There is a question repetitively asked in the interview - "Where do you see yourself 3 years ahead in life?" The questionnaire cannot tell his/her professional future after 1 year. But the irony of fate stuck in your neck to predict the future. The astrologer inside you is liberated and a future dream mixed with pseudo-ethics pours from the answer. This is ridiculous and complete waste of time in judging potential. This is referenced here as an anecdote to start my story. Because I am finding no clue about me now. The uncertainty about future in determining my life is taking sacrifice of mine simple pleasures.
I am just living life from one day to another day.I had not read any book from last 2 months. The dyslexic inability to read literature is appearing in me. I feel very low like a pebble stone trampled by mob. Ever heard of a person to whom no wants to look but no one knows what to do with him.I am the one.
I have became obsessed with orkut and blog these days. People love sarcastic or romantic blog these days. I had forsaken sarcasm and cannot capture love with empty heart. Hence, none to write here for the readers. My blog is a live example of mediocre manipulation of ideas. I capture, fuse, hybrid and share the concepts in the blog. Inspirational diversion is prime motto to start the blog. I will be dishonest if i say that i do not like people reading my post and commenting on it. I had put 'recent comments' widget in my blog to be give feedback to the people as soon as possible. I am currently collecting and compiling data from the notes. I encapsulate lines from the others and engineer the article in presentable form. Originality given by me is just manipulation and presentation of facts in thematic way. I also put a abstract or sarcastic photograph to attract attention. Fake and cheap...

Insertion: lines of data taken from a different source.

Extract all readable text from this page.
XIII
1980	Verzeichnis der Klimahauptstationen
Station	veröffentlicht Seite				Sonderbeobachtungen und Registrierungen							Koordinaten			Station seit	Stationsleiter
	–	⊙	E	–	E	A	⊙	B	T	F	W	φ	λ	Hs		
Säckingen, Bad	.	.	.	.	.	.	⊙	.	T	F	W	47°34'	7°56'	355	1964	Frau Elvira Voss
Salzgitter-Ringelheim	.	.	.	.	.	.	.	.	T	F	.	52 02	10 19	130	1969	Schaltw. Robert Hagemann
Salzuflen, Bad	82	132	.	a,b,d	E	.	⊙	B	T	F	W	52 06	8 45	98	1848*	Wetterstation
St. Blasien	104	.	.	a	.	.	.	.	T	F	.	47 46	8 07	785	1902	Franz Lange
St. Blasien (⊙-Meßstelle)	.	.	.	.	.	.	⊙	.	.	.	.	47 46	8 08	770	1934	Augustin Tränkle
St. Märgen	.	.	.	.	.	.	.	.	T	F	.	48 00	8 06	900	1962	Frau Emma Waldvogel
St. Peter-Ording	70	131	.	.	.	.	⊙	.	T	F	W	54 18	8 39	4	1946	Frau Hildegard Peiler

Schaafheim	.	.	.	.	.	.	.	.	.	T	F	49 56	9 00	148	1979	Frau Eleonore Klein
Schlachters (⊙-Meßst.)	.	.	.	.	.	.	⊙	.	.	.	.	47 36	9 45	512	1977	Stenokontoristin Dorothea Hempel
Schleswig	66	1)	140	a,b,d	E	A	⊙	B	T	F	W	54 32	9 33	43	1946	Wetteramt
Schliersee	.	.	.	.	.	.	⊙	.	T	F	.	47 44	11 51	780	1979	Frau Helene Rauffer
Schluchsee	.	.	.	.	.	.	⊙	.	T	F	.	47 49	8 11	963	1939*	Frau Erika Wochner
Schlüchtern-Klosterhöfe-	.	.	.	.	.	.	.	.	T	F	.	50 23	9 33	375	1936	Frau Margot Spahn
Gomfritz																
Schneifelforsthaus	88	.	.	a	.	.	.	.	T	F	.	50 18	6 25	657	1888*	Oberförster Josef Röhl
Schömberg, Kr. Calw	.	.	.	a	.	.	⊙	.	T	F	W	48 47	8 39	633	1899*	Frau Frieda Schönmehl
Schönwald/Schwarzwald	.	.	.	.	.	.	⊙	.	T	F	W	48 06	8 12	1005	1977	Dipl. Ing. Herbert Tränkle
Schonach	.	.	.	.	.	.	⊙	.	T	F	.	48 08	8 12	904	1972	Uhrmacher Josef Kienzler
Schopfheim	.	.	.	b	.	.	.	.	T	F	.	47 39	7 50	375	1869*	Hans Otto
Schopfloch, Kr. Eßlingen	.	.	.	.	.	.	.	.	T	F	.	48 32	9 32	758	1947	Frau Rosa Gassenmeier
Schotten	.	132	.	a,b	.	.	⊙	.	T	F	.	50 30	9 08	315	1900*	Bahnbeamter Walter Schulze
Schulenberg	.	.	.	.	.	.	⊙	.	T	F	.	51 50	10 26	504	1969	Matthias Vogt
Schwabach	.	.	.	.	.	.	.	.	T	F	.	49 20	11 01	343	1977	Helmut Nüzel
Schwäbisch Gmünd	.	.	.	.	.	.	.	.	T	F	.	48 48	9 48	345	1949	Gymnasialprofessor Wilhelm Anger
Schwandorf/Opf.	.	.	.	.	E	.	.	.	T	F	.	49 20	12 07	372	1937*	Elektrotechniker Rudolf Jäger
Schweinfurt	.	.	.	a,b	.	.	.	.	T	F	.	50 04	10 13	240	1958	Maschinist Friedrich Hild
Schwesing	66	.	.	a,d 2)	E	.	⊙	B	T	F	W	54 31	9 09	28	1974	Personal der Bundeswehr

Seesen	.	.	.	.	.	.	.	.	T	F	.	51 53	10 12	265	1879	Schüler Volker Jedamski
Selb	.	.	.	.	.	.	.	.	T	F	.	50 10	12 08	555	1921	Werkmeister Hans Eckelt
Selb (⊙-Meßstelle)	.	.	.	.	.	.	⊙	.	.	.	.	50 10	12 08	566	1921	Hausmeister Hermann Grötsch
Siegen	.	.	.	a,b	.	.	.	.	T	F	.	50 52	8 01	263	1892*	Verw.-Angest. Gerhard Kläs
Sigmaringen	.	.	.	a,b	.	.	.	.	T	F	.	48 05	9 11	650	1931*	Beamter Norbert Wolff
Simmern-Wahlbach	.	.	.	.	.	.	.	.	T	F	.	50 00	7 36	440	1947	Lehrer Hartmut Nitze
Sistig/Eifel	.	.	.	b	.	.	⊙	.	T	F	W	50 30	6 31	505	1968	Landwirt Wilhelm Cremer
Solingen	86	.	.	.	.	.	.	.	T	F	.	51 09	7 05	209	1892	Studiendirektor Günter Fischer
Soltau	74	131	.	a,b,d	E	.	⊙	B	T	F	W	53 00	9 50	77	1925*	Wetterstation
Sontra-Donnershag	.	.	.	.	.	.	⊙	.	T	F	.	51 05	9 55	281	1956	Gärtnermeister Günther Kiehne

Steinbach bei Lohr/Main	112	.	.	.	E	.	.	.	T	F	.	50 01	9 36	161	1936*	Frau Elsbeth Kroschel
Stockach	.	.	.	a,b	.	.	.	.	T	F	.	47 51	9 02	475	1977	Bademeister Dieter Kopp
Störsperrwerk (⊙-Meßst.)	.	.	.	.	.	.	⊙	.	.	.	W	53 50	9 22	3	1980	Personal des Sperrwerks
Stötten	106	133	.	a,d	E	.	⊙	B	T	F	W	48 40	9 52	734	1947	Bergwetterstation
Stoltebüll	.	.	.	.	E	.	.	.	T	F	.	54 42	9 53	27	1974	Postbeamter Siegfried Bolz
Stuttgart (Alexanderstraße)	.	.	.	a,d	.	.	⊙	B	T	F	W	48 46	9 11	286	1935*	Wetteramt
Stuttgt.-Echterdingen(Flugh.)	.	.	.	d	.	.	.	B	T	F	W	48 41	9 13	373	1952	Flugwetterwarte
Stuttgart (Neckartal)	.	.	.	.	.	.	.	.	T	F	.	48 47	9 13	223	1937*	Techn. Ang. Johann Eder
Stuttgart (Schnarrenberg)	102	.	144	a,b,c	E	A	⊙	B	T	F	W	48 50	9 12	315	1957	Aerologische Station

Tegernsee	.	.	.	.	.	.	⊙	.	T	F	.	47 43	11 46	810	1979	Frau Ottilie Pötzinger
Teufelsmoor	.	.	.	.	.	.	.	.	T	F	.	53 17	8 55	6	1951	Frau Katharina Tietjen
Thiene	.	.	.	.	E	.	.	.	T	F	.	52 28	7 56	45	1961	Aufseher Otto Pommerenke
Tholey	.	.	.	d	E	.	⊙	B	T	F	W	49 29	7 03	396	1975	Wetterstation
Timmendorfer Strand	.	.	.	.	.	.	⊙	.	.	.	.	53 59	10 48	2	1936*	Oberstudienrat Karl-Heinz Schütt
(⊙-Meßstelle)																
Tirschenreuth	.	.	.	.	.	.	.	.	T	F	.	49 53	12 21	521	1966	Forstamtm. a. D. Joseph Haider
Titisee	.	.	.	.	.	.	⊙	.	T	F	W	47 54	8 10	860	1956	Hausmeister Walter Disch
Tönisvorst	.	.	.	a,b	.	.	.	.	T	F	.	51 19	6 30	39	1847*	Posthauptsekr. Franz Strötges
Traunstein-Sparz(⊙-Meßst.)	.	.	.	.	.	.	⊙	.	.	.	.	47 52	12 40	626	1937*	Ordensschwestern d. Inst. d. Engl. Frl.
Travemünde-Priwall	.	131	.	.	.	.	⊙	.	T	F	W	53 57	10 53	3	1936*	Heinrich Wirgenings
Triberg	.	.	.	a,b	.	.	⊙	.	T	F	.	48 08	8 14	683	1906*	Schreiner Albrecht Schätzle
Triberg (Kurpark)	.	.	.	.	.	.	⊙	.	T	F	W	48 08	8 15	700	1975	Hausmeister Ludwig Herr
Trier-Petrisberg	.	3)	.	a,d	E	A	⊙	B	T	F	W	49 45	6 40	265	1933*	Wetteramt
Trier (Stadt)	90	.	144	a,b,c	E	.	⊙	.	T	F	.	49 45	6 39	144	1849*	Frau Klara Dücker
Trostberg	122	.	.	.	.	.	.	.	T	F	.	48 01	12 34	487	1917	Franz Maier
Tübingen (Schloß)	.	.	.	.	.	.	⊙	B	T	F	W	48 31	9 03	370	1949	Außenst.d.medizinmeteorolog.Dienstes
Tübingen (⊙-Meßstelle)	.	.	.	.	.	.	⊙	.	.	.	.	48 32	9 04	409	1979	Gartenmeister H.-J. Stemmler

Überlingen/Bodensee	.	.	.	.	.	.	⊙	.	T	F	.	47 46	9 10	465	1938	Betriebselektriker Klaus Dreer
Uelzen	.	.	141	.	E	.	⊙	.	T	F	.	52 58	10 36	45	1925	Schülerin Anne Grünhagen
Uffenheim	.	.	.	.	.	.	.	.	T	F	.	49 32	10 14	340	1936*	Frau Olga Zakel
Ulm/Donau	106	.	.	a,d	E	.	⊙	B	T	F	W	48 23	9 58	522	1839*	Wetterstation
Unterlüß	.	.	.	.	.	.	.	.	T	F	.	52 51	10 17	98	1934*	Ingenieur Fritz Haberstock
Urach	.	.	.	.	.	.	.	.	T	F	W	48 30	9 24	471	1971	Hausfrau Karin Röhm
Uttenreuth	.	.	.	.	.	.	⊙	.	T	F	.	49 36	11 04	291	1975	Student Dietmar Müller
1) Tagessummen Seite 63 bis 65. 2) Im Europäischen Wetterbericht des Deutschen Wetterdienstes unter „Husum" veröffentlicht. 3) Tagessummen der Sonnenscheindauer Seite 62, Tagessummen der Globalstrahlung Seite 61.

I do not live in present. I roam in the futuristic dreams and always suffer from the nostalgia of past. I live like phantom in my own life with no awareness of surroundings. I take a ghost walk around the life of others in my thoughts. With the minute observation,the blending & writing of fiction with facts have became my favourite hobby. I cultivate the seeds of others idea to enrich my soul. The barren soul captures only echo of hollowness in return. Hence,I am soaked in the gloomy mood. I am just a nasty creature wanting pity of others through comments. Pitch blackness is in front of my eyes. This is a confession of shallow blogger who always sounds like preacher. Enough frustration to the reader is given by me. Avoid the post. I need either a kick in the ass or chill booze or solitude with silence.In the end,
“Do I continually have to prove to myself that I exist?"